Chinese philosopher Lao Tzu once said "the journey of a thousand miles begins with a single step." As I sit here typing, Englishman Dave Cornthwaite is about to embark on an epic three month walk through the Middle East. At the age of 25 Dave Cornthwaite left his job as a graphic designer to begin a new life adventure. Expedition1000 is his 12 year project to undertake twenty five journeys of 1,000 miles (1,600 km) or more, each using a different form of non-motorised transport.
Slow Travel Magazine caught up with Dave on the eve of his next adventure to talk about adventure, love, slowing down and saying 'yes' more!
Interview with Dave Cornthwaite: English author, adventurer and 'yes man'
BY NICOLE FOX NOBLE
dave, What would you say your ratio of Practical Sensible Fellow to Barking Mad Man is? Does the approach to your style of expedition travel require more ‘crazy’ than ‘practical’?
Honestly, I’m probably the most sane person you’ll ever meet. I quietly enjoy plodding on and knocking the ‘oh, you say yes to these things which makes you crazy’ out of society. I’m spontaneous, yes, and have no qualms about facing a fear, but really pretty much everything is common sense. If you can skate ten metres you can skate across Australia. If you can stay afloat, the first two weeks of a 1000 mile swim will train you to swim pretty well.
If I was still behind that desk, living the same day again and again just so I could pay a mortgage for a house that I only need because I have a job nearby - then I’d be crazy!

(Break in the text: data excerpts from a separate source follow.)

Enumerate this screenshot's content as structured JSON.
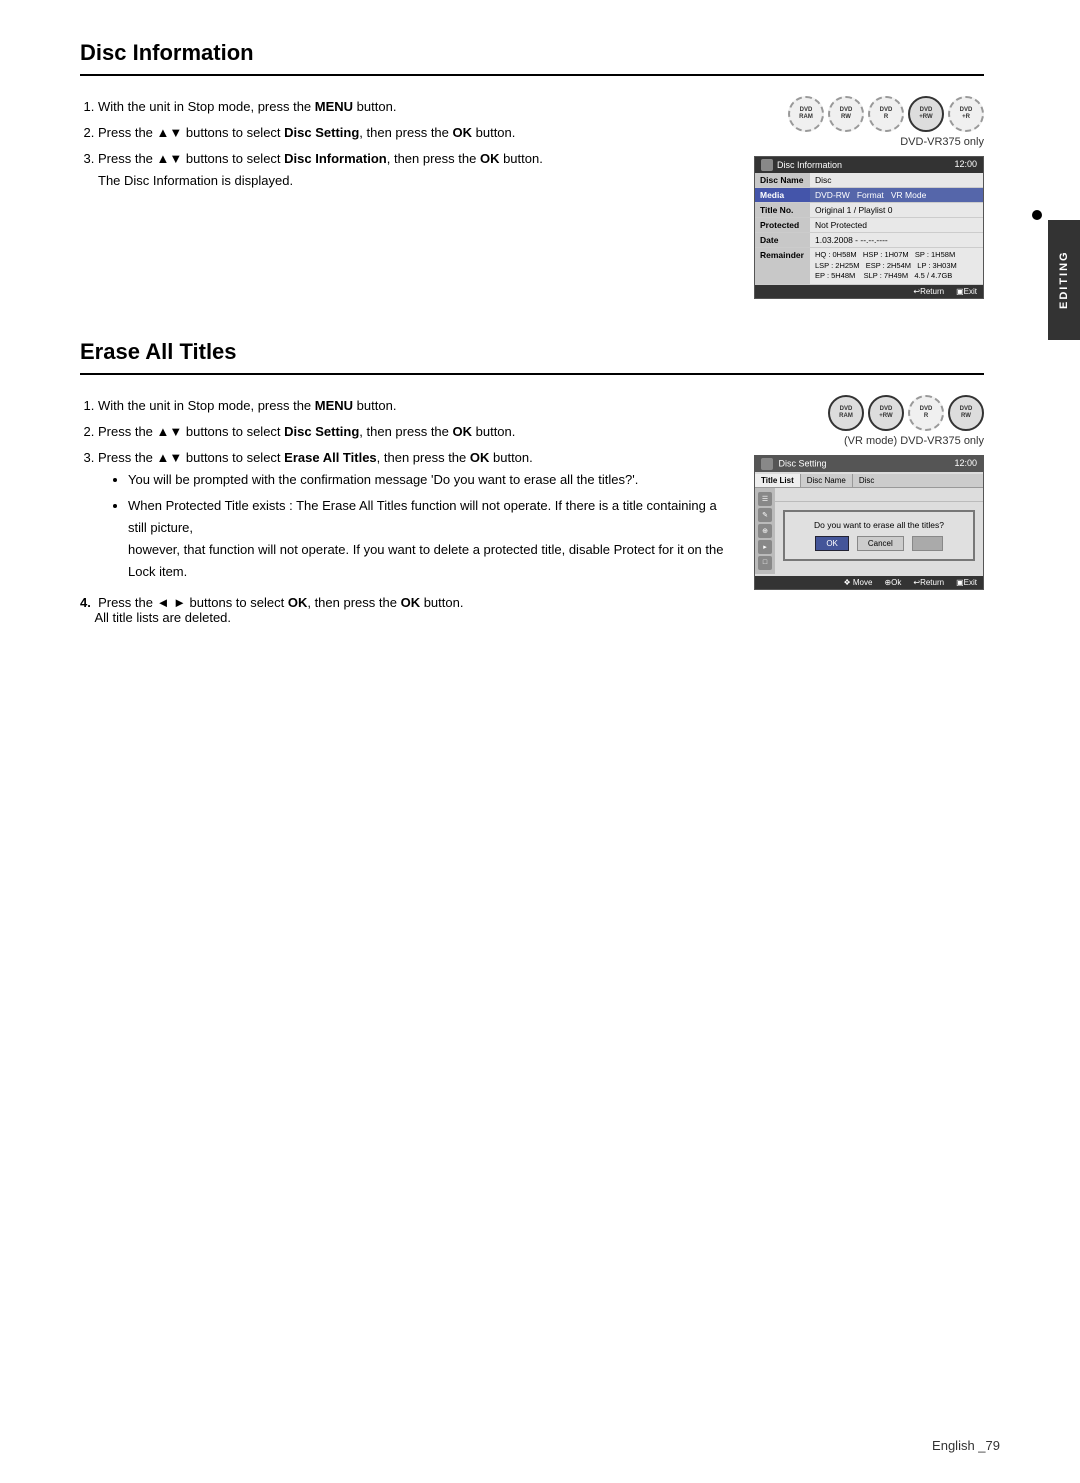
{
  "page": {
    "footer": "English _79",
    "side_tab": "EDITING"
  },
  "disc_information": {
    "title": "Disc Information",
    "dvd_label": "DVD-VR375 only",
    "disc_icons": [
      {
        "label": "DVD-RAM",
        "active": false
      },
      {
        "label": "DVD-RW",
        "active": false
      },
      {
        "label": "DVD-R",
        "active": false
      },
      {
        "label": "DVD+RW",
        "active": false
      },
      {
        "label": "DVD+R",
        "active": false
      }
    ],
    "steps": [
      {
        "num": "1",
        "text": "With the unit in Stop mode, press the ",
        "bold": "MENU",
        "after": " button."
      },
      {
        "num": "2",
        "text": "Press the ▲▼ buttons to select ",
        "bold": "Disc Setting",
        "after": ", then press the ",
        "bold2": "OK",
        "after2": " button."
      },
      {
        "num": "3",
        "text": "Press the ▲▼ buttons to select ",
        "bold": "Disc Information",
        "after": ", then press the ",
        "bold2": "OK",
        "after2": " button."
      }
    ],
    "note": "The Disc Information is displayed.",
    "screen": {
      "header_title": "Disc Information",
      "header_time": "12:00",
      "rows": [
        {
          "label": "Disc Name",
          "value": "Disc",
          "highlight": false
        },
        {
          "label": "Media",
          "value": "DVD-RW    Format    VR Mode",
          "highlight": true
        },
        {
          "label": "Title No.",
          "value": "Original 1 / Playlist 0",
          "highlight": false
        },
        {
          "label": "Protected",
          "value": "Not Protected",
          "highlight": false
        },
        {
          "label": "Date",
          "value": "1.03.2008 - --:--:----",
          "highlight": false
        },
        {
          "label": "Remainder",
          "value": "HQ : 0H58M  HSP : 1H07M  SP : 1H58M\nLSP : 2H25M  ESP : 2H54M  LP : 3H03M\nEP : 5H48M   SLP : 7H49M  4.5 / 4.7GB",
          "highlight": false
        }
      ],
      "footer_return": "↩Return",
      "footer_exit": "▣Exit"
    }
  },
  "erase_all_titles": {
    "title": "Erase All Titles",
    "dvd_label": "(VR mode)  DVD-VR375 only",
    "disc_icons": [
      {
        "label": "DVD-RAM",
        "active": false
      },
      {
        "label": "DVD+RW",
        "active": false
      },
      {
        "label": "DVD-R",
        "active": false
      },
      {
        "label": "DVD-RW",
        "active": false
      }
    ],
    "steps": [
      {
        "num": "1",
        "text": "With the unit in Stop mode, press the ",
        "bold": "MENU",
        "after": " button."
      },
      {
        "num": "2",
        "text": "Press the ▲▼ buttons to select ",
        "bold": "Disc Setting",
        "after": ", then press the ",
        "bold2": "OK",
        "after2": " button."
      },
      {
        "num": "3",
        "text": "Press the ▲▼ buttons to select ",
        "bold": "Erase All Titles",
        "after": ", then press the ",
        "bold2": "OK",
        "after2": " button."
      }
    ],
    "bullets": [
      "You will be prompted with the confirmation message 'Do you want to erase all the titles?'.",
      "When Protected Title exists : The Erase All Titles function will not operate. If there is a title containing a still picture, however, that function will not operate. If you want to delete a protected title, disable Protect for it on the Lock item."
    ],
    "step4": {
      "text": "Press the ◄ ► buttons to select ",
      "bold": "OK",
      "after": ", then press the ",
      "bold2": "OK",
      "after2": " button."
    },
    "step4_note": "All title lists are deleted.",
    "screen": {
      "header_title": "Disc Setting",
      "header_time": "12:00",
      "tabs": [
        {
          "label": "Title List",
          "active": false
        },
        {
          "label": "Disc Name",
          "active": false
        },
        {
          "label": "Disc",
          "active": false
        }
      ],
      "dialog_text": "Do you want to erase all the titles?",
      "buttons": [
        {
          "label": "OK",
          "selected": true
        },
        {
          "label": "Cancel",
          "selected": false
        }
      ],
      "footer_move": "❖ Move",
      "footer_ok": "⊕Ok",
      "footer_return": "↩Return",
      "footer_exit": "▣Exit"
    }
  }
}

Instead, I make a living from adventure purely because I decided to. It’s awesome and everyone can do it (whether ‘it’ is adventure or starting a business or building a house or working off a laptop from a beach).

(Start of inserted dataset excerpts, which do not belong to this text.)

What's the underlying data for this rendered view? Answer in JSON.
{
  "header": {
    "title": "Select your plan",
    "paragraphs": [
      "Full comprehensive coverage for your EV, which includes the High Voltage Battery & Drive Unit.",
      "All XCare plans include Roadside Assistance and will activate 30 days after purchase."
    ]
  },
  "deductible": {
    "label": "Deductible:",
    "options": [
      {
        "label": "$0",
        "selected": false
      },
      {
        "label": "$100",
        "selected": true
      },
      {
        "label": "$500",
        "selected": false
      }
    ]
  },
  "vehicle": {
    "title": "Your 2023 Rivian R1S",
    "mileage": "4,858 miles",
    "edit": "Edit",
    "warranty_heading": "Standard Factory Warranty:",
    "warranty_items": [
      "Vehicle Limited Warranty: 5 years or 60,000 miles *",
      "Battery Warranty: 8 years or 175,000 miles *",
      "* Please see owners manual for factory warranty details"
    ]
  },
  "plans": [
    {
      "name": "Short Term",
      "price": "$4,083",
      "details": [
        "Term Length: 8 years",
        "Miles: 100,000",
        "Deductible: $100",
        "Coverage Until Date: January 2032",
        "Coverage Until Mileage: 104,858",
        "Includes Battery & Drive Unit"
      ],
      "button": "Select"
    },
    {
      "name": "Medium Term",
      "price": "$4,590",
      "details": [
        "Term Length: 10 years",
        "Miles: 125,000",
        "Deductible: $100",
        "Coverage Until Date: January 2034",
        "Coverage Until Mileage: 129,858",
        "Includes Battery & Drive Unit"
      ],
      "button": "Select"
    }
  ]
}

tell us about your expedition training
I don’t train for my trips, they’re all pretty cheap and I’m fairly inept at most practical things in life. But I do like the simplicity of having an idea and just going for it, and thus having been subjected to so many experiences because of that attitude I’ve learned so much and met so many people that I otherwise wouldn’t have.

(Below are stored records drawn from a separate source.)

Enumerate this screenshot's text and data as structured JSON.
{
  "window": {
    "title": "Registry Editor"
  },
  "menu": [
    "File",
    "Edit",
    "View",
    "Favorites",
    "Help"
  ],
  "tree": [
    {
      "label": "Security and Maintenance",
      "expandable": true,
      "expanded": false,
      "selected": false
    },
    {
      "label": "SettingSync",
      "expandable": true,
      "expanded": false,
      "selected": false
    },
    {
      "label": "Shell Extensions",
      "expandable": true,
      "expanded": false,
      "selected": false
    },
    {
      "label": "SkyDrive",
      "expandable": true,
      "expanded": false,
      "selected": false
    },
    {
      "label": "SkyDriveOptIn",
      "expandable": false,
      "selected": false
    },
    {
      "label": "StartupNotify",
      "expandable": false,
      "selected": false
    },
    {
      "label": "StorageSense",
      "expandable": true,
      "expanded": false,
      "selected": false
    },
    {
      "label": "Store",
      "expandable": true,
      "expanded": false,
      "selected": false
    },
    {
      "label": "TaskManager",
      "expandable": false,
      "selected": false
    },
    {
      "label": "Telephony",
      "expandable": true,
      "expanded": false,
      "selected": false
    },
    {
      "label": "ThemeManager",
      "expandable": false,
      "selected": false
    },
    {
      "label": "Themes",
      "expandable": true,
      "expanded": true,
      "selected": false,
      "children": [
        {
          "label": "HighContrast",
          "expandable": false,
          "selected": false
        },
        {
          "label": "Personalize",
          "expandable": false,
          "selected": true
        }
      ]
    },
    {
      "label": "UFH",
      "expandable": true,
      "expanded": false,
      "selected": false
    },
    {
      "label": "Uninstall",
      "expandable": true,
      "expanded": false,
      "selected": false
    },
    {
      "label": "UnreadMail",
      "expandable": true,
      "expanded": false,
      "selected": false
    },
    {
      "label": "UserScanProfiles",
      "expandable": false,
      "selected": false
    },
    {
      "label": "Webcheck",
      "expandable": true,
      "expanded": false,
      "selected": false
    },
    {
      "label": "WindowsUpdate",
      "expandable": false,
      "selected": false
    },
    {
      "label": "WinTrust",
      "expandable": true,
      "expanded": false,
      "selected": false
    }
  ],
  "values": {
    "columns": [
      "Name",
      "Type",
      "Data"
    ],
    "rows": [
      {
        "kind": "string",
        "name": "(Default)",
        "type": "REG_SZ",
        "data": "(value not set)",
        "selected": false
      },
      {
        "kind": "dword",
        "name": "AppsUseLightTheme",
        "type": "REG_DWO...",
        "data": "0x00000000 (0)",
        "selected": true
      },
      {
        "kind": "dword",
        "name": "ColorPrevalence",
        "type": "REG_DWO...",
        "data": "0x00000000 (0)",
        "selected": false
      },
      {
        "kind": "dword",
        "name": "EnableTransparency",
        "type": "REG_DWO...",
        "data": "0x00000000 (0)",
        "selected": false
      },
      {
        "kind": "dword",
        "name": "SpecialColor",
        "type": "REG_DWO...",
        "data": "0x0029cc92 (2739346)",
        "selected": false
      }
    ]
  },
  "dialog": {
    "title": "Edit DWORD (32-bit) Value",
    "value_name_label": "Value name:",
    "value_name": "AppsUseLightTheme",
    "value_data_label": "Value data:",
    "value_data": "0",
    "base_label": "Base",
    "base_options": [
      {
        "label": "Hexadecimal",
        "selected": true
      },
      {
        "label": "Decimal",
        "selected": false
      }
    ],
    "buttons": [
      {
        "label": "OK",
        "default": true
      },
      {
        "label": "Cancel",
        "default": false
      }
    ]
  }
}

When you’re out there in expedition mode, which do you find proves to be more reliable: the kindness of strangers or the unpredictability of Mother Nature?
Oh, both. On kindness: I travel to meet people and realise how odd I am in comparison. There isn’t a story worth telling that doesn’t involve humans, and a good endurance adventure reminds us just how good humans are. Hundreds of times I’ve pedalled or skated or swum or paddles into a town only to meet someone by chance and finding myself being fed, showered, watered. People are magic.
And Mother Nature: she teaches you respect. To be in the middle of the ocean or a wide river when a storm comes through, or on a mountain or in a desert and boom! Yet another reminder that we’re tiny and insignificant and in a moment we might not be here. It brings to reality the stupidness of all the tiny things we worry about in our man-made lives. Give me a monsoon or hurricane over the drizzle of London any day.
what ranks in your mind as the most remarkable scene of nature you’ve come across in your travels so far?
I remember one night watch whilst sailing the Pacific when a splash signalled me to the bow. There, bathed in phosphorescence was a pod of 50 dolphins swimming and jumping, totally neon and glowing in the blackness. It was gorgeous, memorable, and another reminder that we’ll never see or know everything, there’s always more to surprise us.
“LIFE IN THE SLOW LANE” IS A FANTASTIC READ FROM A TRAVEL AND ADVENTURE PERSPECTIVE, BUT YOU ALSO GIVE THE READER SOME VERY PERSONAL LIFE INSIGHTS. DO YOU THINK THAT FALLING IN LOVE WITH LIFE IS WHAT MADE IT POSSIBLE FOR YOU TO FALL IN LOVE?
Oh, the love question! I don’t have any lines between life and work and fun and play and love, it’s all the same. I get as much enjoyment from creating a plan or project on a laptop as I do from experiencing it a few weeks on. There’s certainly a connection between the way I approach life to the way I approach the potential of love. I’m not much a fan of being closed off and unpredictable and I’ve enjoyed as much love as I’ve suffered heartache as a result.
If you were to take a year holiday with the one you love, without the expedition focus, where would you go?
I’d still choose the expedition focus! I love having that purpose behind any travel, it gives me reason to engage and move forwards (and sometimes backwards) and as someone who only travels slowly, without motors, I enjoy that connection with newness that only comes when you extract yourself from a hurtling, growling, metal case. I have nowhere specifically that tempts, just all those places I haven’t yet been.